O boom dos usados
O boom dos usados
Essa foi uma decisão tomada relativamente rápida pela bancária Patrícia Silva, de 32 anos, que acabou de trocar de carro na loja de Fernando.
No começo de agosto, ela tinha cerca de R$ 40 mil e pensou em adquirir seu primeiro automóvel novo. Nas primeiras pesquisas de preços, porém, mudou de ideia. “Eu me assustei com o quanto precisaria desembolsar”, conta. A estratégia dela, então, foi comprar um seminovo de uma categoria superior. Que, embora já tivesse uma quilometragem elevada, encaixava no seu orçamento e ainda atendia o que ela procurava.
Essa explosão no mercado de automóveis seminovos e usados se deve a uma composição de fatores. O primeiro é o impacto econômico da pandemia sobre a renda. Fez com que boa parte da população adiasse a compra de carro. Ou, então, preferisse a alternativa adotada por Patrícia. O segundo é que muitas fábricas relatam estar sem componentes (semicondutores) importados para produzir seus modelos. Enquanto outros alegam a falta de componente por causa do câmbio, como é o caso dos derivados de aço. Quando esses insumos chegam mais caros ao País, o valor é repassado aos consumidores.
O boom dos usados. É por isso que um Volkwagen Gol 0km, outrora o “carro popular” mais vendido no Brasil, sai por cerca de R$ 88 mil.
Com isso, as vendas de veículos seminovos e usados subiram 47% nos oito primeiros meses de 2021. Isso na comparação com o mesmo período do ano passado, segundo dados da Federação Nacional das Associações de Revendedores de Veículos (Fenauto). “O mercado entrou neste ano com força total, como não víamos há muito tempo”, afirma Ilídio dos Santos, presidente da entidade. Até agosto de 2020, 6,94 milhões de carros desse tipo tinham sido comercializados no País. Número que subiu para 10,2 milhões entre janeiro e agosto deste ano.

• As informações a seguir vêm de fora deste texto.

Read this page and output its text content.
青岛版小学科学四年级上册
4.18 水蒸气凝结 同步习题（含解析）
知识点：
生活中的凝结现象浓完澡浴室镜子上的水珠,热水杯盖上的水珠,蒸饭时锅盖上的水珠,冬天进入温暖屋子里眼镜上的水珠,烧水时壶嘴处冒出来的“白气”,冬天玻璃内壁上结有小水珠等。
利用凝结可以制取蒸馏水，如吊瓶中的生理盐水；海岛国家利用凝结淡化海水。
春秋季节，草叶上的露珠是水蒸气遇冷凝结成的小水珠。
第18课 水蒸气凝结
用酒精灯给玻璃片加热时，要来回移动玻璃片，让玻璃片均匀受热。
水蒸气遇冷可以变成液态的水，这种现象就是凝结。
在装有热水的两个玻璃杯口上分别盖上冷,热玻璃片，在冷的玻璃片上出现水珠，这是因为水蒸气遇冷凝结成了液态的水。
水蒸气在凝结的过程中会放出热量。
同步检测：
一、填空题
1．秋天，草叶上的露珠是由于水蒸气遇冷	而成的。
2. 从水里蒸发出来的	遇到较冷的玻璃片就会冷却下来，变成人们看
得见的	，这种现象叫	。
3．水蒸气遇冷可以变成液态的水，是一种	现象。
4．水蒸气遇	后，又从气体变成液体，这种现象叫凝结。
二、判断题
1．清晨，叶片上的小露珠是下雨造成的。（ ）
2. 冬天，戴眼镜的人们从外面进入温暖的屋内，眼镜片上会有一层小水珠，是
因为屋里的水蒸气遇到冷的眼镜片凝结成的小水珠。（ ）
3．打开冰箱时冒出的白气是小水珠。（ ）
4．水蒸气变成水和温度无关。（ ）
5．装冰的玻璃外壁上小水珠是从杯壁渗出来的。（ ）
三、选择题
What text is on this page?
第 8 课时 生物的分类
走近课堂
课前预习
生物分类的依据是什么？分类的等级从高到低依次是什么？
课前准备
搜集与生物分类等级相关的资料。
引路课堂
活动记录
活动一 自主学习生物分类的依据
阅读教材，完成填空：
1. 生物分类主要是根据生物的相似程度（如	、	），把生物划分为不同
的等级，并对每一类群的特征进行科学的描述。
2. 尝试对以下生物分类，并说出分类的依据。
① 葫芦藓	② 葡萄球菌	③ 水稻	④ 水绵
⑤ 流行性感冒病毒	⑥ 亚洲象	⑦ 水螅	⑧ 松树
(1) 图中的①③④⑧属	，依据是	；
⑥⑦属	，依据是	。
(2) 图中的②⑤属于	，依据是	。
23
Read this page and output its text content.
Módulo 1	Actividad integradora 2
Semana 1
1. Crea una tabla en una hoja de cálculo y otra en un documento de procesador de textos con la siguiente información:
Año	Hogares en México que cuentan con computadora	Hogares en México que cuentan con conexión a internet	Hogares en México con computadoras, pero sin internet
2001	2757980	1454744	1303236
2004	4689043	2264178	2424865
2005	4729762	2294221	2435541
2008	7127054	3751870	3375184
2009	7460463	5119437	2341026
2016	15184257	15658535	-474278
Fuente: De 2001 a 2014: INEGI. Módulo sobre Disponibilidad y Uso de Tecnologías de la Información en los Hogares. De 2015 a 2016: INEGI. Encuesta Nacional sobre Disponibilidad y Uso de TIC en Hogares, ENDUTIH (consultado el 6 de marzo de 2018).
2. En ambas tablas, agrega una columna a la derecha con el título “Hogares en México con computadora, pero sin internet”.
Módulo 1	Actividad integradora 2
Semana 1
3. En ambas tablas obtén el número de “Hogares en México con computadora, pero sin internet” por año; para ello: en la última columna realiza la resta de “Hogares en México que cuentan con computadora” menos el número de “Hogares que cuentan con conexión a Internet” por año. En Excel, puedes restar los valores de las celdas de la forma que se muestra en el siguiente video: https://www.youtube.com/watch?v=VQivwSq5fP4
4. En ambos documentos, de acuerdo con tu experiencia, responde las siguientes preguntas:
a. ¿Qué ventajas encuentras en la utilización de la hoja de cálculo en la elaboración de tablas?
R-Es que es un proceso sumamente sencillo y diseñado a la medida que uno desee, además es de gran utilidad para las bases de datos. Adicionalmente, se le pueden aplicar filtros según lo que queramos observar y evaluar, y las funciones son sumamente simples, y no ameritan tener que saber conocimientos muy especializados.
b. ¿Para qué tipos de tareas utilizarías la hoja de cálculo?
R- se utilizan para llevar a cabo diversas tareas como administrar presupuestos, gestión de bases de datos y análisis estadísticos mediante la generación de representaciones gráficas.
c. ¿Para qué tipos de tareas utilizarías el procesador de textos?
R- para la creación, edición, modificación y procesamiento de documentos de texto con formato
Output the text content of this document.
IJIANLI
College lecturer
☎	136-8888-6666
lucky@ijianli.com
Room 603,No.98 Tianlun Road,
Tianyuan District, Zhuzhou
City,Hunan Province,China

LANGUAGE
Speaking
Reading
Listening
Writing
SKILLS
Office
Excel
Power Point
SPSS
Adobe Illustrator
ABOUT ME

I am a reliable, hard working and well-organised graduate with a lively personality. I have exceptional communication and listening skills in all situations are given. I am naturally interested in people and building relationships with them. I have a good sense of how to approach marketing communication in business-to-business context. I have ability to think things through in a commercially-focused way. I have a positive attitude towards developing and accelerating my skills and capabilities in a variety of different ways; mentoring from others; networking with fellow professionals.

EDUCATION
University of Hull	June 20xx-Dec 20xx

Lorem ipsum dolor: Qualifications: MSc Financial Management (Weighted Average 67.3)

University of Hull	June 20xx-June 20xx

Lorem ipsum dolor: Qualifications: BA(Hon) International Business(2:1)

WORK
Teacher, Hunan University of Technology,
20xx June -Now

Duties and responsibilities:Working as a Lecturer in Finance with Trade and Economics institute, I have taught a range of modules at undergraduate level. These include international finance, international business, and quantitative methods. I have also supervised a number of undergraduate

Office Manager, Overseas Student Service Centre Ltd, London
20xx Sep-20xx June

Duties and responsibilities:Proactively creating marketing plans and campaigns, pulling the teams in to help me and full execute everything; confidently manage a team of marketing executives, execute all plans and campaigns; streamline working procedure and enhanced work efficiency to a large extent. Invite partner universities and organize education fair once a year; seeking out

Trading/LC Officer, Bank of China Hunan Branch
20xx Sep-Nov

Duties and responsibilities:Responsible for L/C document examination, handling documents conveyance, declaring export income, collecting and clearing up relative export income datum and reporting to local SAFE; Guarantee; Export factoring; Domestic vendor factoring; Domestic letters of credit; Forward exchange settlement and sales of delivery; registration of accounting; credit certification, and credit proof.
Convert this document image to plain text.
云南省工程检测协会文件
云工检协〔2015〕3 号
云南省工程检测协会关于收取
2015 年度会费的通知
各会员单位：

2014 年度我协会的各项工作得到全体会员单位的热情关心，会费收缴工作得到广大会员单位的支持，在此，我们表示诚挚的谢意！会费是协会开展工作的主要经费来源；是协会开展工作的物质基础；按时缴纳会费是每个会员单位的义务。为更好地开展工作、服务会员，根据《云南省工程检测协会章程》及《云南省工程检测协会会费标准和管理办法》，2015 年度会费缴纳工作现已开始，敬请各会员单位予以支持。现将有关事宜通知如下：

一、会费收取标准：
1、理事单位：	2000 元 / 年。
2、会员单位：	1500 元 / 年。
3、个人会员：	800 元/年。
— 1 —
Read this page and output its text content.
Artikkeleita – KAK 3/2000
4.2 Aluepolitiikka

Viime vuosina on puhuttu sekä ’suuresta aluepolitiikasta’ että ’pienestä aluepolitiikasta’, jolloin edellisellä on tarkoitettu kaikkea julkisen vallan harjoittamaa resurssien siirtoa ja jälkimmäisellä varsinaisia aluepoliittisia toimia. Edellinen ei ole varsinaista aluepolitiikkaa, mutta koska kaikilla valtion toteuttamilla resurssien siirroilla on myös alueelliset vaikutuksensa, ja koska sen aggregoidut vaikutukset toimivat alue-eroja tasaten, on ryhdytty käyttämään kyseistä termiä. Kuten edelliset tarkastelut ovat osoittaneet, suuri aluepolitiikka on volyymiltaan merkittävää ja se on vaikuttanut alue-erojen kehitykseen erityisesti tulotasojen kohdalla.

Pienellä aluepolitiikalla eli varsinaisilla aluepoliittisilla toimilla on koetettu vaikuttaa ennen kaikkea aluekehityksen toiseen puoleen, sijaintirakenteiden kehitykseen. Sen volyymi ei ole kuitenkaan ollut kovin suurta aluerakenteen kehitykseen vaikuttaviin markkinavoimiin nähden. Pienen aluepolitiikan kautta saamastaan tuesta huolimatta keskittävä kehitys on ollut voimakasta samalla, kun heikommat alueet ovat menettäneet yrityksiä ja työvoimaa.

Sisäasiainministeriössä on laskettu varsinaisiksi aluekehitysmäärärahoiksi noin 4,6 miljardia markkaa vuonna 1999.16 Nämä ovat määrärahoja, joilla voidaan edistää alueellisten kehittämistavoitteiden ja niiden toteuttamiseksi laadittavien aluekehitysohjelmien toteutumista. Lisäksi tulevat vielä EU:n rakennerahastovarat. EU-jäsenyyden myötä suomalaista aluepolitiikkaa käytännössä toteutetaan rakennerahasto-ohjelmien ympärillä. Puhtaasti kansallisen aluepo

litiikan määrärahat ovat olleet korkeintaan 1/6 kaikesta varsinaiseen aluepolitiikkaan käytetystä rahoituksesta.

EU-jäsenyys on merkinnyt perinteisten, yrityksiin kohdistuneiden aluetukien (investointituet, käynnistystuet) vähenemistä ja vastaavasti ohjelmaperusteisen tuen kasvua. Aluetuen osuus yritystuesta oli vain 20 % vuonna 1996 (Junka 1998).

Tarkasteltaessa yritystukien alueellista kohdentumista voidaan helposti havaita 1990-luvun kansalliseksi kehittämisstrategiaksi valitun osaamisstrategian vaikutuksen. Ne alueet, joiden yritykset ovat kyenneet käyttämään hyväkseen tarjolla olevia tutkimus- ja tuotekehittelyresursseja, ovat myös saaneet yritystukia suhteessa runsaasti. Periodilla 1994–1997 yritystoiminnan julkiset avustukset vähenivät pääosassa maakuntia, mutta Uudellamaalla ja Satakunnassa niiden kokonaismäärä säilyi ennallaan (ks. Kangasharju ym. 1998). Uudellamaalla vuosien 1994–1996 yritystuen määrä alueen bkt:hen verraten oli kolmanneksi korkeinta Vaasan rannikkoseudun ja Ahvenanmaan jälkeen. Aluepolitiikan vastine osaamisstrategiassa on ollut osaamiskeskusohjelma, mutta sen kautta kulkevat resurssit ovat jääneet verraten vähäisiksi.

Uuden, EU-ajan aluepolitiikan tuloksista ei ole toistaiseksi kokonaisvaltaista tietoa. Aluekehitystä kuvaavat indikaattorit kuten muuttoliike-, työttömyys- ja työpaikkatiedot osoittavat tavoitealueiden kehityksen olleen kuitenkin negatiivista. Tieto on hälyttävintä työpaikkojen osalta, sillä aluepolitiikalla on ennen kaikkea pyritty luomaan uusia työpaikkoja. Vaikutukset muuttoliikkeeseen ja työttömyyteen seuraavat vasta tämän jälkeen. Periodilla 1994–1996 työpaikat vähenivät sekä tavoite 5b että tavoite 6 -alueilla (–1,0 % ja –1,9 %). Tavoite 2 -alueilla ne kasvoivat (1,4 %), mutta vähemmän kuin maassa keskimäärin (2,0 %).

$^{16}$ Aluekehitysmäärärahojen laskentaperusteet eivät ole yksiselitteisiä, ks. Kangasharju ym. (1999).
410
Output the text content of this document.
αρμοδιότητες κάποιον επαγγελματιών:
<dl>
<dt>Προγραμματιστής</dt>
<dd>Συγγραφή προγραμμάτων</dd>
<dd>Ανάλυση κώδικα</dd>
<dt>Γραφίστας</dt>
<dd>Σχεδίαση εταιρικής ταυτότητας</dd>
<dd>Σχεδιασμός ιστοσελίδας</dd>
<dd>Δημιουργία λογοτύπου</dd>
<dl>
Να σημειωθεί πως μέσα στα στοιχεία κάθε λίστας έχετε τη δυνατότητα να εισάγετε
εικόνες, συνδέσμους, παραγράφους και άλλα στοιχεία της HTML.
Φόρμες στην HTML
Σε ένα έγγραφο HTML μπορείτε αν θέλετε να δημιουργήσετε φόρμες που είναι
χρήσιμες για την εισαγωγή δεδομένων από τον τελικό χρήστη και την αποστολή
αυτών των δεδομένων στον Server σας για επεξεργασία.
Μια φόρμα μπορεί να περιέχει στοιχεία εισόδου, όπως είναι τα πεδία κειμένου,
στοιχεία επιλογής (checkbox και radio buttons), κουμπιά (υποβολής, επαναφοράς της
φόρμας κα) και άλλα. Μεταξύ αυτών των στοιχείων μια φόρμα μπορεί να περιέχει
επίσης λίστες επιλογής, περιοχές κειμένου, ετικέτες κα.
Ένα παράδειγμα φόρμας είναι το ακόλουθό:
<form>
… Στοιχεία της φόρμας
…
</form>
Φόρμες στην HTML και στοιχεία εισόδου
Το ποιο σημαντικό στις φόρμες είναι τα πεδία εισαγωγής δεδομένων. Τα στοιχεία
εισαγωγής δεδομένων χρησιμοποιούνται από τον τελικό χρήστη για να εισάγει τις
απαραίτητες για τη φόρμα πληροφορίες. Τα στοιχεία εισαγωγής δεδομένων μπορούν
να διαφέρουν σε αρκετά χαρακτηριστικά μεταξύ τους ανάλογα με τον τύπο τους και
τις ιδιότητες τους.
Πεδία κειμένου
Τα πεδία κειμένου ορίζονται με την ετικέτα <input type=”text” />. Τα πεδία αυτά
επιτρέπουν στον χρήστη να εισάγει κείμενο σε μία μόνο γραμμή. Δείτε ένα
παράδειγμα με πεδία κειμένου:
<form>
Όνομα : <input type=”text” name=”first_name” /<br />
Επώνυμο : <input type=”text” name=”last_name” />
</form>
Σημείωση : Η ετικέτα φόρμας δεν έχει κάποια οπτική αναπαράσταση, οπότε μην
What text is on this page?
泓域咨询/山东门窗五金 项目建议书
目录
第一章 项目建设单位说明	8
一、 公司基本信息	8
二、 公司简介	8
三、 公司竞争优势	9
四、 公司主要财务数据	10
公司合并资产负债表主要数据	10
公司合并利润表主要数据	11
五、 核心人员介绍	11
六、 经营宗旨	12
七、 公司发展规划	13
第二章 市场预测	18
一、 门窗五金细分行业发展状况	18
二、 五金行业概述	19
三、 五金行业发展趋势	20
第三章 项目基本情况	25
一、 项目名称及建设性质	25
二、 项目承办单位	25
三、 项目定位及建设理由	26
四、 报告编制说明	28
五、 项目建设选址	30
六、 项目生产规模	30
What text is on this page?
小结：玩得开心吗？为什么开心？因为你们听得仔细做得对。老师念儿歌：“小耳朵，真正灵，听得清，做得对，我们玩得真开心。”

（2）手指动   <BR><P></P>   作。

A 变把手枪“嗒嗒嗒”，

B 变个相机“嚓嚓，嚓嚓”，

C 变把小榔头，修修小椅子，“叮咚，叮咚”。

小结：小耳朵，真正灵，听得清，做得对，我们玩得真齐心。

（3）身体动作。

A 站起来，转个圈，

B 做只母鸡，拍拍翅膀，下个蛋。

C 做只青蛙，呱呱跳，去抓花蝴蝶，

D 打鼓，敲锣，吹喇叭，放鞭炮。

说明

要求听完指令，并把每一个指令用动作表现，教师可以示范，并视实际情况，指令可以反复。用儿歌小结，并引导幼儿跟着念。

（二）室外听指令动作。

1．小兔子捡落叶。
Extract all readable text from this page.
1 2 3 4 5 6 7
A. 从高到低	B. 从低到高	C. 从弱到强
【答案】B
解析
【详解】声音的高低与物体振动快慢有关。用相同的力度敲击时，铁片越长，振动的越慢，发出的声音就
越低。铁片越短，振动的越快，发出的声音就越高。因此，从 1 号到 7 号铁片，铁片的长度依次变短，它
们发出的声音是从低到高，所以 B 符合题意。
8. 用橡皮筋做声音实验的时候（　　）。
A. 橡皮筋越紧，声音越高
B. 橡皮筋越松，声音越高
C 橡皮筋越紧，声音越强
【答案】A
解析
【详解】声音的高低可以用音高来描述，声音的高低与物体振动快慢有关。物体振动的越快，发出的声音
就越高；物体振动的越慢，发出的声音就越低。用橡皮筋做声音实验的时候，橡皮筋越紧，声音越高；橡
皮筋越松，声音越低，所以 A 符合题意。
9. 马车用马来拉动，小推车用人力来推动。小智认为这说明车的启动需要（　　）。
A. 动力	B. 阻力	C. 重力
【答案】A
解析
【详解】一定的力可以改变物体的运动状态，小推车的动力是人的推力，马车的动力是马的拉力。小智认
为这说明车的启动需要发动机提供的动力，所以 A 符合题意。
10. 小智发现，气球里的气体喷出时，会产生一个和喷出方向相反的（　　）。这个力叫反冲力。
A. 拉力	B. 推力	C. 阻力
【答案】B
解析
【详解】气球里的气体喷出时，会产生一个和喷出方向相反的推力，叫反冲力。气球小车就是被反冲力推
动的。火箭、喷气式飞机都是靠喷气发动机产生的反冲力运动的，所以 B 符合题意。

Para se ter uma ideia, enquanto o segmento de seminovos vendia 1,4 milhão de unidades no mês passado, as concessionárias de carros 0kms experimentavam seu pior mês de agosto desde o início da série histórica do Denatran. Com 158 mil emplacamentos de comerciais leves (queda de 8,5% em relação ao mesmo mês de 2020). “Em 2019, para cada carro novo que saia da loja havia quatro usados vendidos. Hoje, esse número é de um para sete”, revela Fernando Deotti, da consultoria especializada QWST. “Até as locadoras estão preferindo adquirir automóveis já rodados para compor suas frotas. Porque os preços dos novos estão altos e não há estoques suficientes”, completa.
Anfavea
A Associação Nacional dos Fabricantes de Veículos Automotores (Anfavea) afirmou que os pátios das montadoras chegaram agora ao seu menor nível desde 1999. Com apenas 76 mil carros já prontos para entrega. Essa mudança tem impacto também nos preços que, por conta do crescimento da demanda nos últimos meses, ficaram mais altos. Segundo o monitoramento da consultoria Kelley Blue Book Brasil (KBB), os seminovos tiveram uma alta de 9,75% no primeiro semestre deste ano. Enquanto os usados valorizaram ainda mais: 13,04%. Essa situação vai perdurar, pelo menos, até o início do segundo trimestre de 2022. “Será quando teremos, pelas previsões, a retomada da produção de semicondutores”. Espera Joel Leite, um dos principais especialistas do segmento no País.
“O mercado automotivo se recuperou das quedas da pandemia. Mas esse processo mudou de cara: deixou de ser 0km e se voltou para os seminovos”, explica Fernando Deotti. Para ele, essa é uma tendência que veio para ficar. Ao menos até que a crise econômica atual passe, já que adquirir um automóvel é, para muitos, uma questão de confiança em um futuro em que terão condições de pagar por ele. “Andar de carro usado é um reflexo das perspectivas do País”, diz. E, hoje, elas não possibilitam manter os luxos do passado.